George W. Bush was rightly criticized when he failed to act when handed a memo entitled “Bin Laden determined to strike in US.”
But Donald Trump did more than just ignore this memo.
White Supremacist Extremism Poses Persistent Threat of Lethal Violence …
“We assess lone actors and small cells within the White Supremacist Extremist (WSE) movement likely will continue to pose a threat of lethal violence over the next year.”
The memo presented 2016 as a year in which at least four significant WSE attacks occurred, but also a year in which we were lucky, with an increased chance of deadly attacks in the future. It pointed out that white supremacists were the most dangerous terrorists to Americans over the last 16 years.
Trump didn’t act. In fact, by that point Trump had already opened the door for violent white supremacists.
The Trump administration wants to revamp and rename a U.S. government program designed to counter all violent ideologies so that it focuses solely on Islamist extremism … would no longer target groups such as white supremacists who have also carried out bombings and shootings in the United States.
The program, called Countering Violent Extremism, has since crumbled into the kind of chaos that seems to follow in Trump’s wake, leaving it ineffective against any group.

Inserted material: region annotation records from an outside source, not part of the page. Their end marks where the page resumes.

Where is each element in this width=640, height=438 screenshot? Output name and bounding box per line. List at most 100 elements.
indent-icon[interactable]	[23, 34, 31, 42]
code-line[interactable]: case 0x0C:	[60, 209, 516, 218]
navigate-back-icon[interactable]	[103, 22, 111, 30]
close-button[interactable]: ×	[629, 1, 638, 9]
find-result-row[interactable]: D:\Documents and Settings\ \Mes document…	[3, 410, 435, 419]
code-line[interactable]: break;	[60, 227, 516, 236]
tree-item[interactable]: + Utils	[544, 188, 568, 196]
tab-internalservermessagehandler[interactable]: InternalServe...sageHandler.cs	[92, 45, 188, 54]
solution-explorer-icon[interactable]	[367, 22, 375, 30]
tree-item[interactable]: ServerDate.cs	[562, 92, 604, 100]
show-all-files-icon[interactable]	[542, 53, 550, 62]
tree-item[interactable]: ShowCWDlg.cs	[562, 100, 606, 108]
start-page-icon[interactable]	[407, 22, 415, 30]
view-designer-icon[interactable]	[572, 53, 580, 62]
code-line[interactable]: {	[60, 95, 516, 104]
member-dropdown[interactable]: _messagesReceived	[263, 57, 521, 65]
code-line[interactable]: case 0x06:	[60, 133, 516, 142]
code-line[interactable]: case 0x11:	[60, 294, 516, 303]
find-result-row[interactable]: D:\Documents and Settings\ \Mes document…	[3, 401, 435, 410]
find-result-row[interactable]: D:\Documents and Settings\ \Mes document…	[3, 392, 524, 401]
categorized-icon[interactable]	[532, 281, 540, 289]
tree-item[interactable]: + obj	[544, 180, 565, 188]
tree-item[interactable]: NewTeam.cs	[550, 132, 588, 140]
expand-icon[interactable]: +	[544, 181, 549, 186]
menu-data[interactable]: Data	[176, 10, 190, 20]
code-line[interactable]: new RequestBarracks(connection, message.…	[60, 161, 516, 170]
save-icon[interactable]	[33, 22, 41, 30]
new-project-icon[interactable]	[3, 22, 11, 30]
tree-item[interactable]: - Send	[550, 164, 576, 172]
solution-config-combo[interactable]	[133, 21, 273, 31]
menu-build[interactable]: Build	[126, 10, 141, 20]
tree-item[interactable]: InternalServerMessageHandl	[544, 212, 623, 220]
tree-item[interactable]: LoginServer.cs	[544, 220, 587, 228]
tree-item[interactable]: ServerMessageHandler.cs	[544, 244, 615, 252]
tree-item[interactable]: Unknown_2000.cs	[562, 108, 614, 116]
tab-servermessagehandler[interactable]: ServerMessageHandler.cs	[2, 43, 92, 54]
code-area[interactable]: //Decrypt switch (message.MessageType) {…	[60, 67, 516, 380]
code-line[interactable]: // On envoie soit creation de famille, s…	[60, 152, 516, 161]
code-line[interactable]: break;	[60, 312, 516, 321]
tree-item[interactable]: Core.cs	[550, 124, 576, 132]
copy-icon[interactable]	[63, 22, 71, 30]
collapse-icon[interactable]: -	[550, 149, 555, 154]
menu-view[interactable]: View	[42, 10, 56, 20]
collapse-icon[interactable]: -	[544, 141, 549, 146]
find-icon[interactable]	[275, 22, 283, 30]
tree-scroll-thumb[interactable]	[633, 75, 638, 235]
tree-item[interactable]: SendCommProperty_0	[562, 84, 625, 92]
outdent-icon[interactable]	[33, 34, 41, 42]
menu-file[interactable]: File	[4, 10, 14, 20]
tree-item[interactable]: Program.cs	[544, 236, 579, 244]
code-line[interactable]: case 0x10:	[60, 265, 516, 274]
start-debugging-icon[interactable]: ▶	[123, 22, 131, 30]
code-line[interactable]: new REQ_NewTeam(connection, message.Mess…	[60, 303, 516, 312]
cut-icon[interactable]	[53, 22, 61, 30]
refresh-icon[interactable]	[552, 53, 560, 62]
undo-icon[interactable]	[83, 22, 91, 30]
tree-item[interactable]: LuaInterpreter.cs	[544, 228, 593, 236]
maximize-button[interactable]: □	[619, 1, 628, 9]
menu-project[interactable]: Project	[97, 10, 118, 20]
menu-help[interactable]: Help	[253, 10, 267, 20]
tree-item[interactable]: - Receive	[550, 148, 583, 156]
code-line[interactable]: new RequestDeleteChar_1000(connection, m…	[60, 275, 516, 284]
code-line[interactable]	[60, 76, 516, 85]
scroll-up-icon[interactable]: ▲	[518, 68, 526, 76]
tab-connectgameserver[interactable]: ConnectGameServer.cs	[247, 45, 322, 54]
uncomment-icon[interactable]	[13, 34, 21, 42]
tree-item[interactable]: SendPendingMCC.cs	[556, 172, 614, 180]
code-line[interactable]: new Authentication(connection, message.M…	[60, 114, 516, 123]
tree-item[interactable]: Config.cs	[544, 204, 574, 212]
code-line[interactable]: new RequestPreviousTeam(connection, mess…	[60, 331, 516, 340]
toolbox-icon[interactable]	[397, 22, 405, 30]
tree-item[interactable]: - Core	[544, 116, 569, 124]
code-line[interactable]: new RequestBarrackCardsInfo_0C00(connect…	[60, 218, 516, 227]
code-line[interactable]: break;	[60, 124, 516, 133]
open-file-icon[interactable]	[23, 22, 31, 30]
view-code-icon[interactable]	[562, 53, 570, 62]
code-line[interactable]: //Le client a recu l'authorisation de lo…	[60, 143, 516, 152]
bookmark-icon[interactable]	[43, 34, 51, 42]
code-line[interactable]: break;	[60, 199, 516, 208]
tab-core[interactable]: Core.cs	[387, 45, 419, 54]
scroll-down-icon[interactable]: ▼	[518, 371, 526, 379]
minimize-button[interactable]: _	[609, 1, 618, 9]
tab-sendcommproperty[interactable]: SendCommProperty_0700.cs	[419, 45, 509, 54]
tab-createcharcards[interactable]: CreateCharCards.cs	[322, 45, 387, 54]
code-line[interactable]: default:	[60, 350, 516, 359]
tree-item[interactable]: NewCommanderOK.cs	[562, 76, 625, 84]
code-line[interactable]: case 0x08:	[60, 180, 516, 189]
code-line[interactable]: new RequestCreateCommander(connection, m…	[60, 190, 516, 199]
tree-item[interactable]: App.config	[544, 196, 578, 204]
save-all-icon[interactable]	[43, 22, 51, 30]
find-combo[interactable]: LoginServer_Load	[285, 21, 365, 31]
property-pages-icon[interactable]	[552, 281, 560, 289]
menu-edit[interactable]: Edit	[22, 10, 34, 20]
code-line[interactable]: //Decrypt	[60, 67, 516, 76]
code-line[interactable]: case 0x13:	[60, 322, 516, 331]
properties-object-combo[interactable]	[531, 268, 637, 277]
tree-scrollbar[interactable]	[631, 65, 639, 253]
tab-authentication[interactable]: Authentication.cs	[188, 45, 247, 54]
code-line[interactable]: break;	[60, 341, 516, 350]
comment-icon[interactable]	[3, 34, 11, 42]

Action underway by the Obama administration has been halted and the budget for the program has since been cut to exactly $0. But that’s just one of the actions Trump has taken to make life easier for radical white nationalists.
The Trump regime has consistently worked to downplay the threat of violence from white supremacists.
Sebastian Gorka, a self-described terrorism expert, told the Breitbart News Daily radio show on Wednesday that “[t]here has never been a serious attack or a serious plot that was unconnected from ISIS or al-Qaeda.” …
Gorka’s comments also willfully ignore several high-profile lone wolf terror attacks committed by non-Muslim white men, including the Oklahoma City bombing in 1995 and Dylann Roof’s slaying of nine African American churchgoers in Charleston in 2015.
While Gorka’s words might seem extreme, there are other contenders among Trump’s crew.
In an interview rife with hyperbole, perhaps the most eye-opening moment came when [Trump adviser Roger] Stone insisted to Letson: “There are no white supremacists, my friend.”
Stone went on to clarify that white supremacists are “a tiny microcosm of the United States.” He also claimed that “The Ku-Klux Klan today is funded by the federal government.”
If by that Stone means that the KKK is being helped by Donald Trump … that’s hard to argue.